IOSH News

Report highlights rush-hour commuting as “a growing public health issue” - IOSH

A report into the impact of non-active commuting on employees has highlighted it as “a growing public health issue”, according to the Institution of Occupational Safety and Health (IOSH).

Report highlights rush-hour commuting as “a growing public health issue” - IOSH
Image credit: Rui Vieira / PA Wire/Press Association Images

The study, Health in a hurry, was conducted by the Royal Society for Public Health. It estimated that over 24 million workers commute in England and Wales, mostly non-actively via car, van, bus, coach or train, and that this can negatively impact health and wellbeing.

It reported that the average worker spends 56 minutes commuting each day, an increase on recent years.

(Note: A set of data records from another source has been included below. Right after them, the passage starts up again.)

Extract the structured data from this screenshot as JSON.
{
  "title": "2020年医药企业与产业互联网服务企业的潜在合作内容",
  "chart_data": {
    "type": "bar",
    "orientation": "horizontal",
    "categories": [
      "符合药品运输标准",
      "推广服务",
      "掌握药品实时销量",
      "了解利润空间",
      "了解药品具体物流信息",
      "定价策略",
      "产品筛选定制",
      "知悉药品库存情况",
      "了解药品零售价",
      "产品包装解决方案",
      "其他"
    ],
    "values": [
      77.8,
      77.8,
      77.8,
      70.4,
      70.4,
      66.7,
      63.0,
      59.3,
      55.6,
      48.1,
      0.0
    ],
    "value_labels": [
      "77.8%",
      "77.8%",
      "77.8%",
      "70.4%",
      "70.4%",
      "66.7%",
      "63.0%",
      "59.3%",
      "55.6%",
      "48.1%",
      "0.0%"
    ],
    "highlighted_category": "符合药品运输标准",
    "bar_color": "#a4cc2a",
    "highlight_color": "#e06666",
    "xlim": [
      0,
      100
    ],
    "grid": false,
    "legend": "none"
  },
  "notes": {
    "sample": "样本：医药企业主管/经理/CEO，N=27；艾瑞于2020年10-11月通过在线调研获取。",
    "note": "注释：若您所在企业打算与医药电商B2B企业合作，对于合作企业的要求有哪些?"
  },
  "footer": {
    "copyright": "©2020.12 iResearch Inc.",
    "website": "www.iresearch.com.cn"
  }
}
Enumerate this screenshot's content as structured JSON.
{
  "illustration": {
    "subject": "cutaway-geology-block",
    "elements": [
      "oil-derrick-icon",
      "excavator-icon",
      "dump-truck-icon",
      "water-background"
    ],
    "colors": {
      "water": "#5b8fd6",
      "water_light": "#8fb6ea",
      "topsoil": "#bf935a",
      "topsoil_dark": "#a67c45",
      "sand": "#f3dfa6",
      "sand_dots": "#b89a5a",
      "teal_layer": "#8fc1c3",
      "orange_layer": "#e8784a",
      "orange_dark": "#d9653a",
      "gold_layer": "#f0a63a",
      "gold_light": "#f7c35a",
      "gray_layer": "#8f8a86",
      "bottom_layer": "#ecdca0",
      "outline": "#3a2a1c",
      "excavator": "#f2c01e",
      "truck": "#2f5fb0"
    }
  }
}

In addition, over half of poll respondents said their commute increases stress, over a third said that it cuts sleeping time and more than two in five spent less time on physical activity as a result.

Exploring what it termed “commuter distress”, the poll found that journey delays, overcrowding, anti-social behaviour, uncomfortable temperatures and long commutes were the main factors reported.

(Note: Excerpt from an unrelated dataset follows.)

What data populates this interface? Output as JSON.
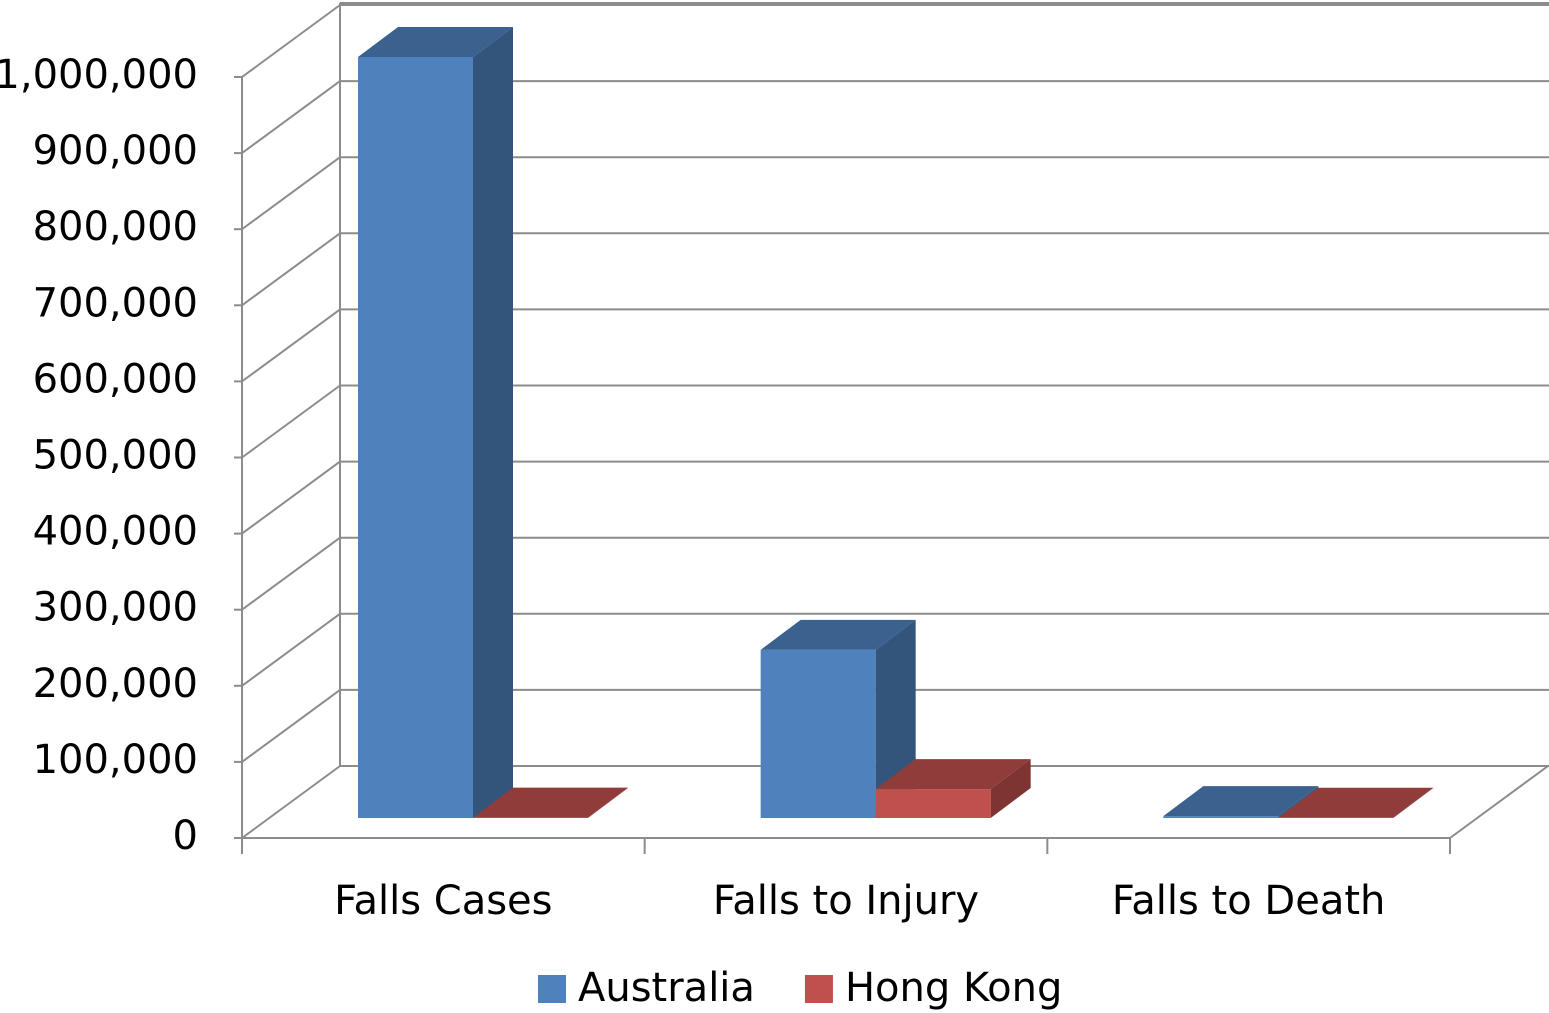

Richard Jones, Head of Policy and Public Affairs at IOSH, welcomed the report, which he said will be of interest to employers and public policy-makers alike.

“This report highlights non-active commuting as a growing public health issue and recommends a ‘whole-system’ approach,” he said. “Employers will be interested in the study’s focus on the potential benefits of working arrangements to help reduce commuting times and rush-hour pressure.

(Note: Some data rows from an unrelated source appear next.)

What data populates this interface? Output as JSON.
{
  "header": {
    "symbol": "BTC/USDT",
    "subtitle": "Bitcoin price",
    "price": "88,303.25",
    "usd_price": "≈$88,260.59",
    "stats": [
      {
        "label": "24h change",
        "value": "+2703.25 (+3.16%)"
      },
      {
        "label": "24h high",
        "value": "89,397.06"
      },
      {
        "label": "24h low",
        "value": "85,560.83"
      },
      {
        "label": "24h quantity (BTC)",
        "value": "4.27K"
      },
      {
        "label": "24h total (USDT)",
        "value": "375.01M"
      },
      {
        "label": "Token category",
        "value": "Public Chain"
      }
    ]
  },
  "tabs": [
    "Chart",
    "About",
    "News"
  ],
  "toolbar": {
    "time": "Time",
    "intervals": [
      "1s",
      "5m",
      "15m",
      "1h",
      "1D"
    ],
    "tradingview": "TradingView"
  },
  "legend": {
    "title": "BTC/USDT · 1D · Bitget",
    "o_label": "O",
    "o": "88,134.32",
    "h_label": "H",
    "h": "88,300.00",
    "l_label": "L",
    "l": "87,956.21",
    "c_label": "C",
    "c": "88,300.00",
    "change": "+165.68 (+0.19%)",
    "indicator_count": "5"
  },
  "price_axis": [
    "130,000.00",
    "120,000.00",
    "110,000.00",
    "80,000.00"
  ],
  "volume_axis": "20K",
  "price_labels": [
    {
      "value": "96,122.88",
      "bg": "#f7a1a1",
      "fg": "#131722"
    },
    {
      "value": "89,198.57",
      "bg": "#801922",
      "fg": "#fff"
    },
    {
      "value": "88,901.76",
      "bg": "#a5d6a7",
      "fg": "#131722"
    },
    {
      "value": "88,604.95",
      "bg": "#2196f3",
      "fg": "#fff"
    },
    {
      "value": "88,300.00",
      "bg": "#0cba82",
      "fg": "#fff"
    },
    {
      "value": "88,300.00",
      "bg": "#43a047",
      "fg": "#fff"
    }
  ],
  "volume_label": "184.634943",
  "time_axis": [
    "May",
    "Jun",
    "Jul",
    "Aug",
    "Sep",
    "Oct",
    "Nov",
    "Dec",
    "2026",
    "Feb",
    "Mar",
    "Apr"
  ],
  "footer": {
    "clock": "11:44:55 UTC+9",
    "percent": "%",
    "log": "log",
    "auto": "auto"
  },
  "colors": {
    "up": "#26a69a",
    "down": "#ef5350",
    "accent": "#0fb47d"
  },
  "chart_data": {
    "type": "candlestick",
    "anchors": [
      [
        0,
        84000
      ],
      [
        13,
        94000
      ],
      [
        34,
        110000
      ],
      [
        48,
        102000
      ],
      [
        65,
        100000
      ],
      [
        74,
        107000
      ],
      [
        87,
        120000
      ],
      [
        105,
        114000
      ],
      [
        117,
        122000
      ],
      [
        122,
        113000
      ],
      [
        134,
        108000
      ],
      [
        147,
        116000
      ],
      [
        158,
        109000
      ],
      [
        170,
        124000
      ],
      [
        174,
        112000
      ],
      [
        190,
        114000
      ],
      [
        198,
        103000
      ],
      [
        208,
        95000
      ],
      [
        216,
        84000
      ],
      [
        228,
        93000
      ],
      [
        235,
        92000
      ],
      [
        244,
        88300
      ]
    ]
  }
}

“Many forward-looking organisations are already recognising this – taking steps to promote health and wellbeing and improve the quality of working life. They’re using a variety of ways, including flexible and remote working, taking advantage of technology and staggered start and finish times, and offering more opportunities for physical activity, such as cycle to work schemes.

“Emphasising the potential gains from these approaches, this study cites reduced absence, increased productivity and improved motivation reported by employers introducing flexible working. So, as well as reducing the downsides of commuting on employees, this potentially benefits organisations too.”

Health in a hurry flags up some of the negative health impacts associated with passive and longer commuting, including reduced mental wellbeing and higher blood-pressure and BMI and less time for health-promoting activities, such as exercising, preparing healthy meals and sleep.

The report calls on employers to adopt more flexible and remote working and the Department for Transport to introduce health and wellbeing as a specification in transport franchises. It also calls on transport operating companies to place greater restrictions on unhealthy food and drink outlets in stations, to routinely publish information on passenger capacity on trains and buses, and to declassify first class carriages on all commuter trains.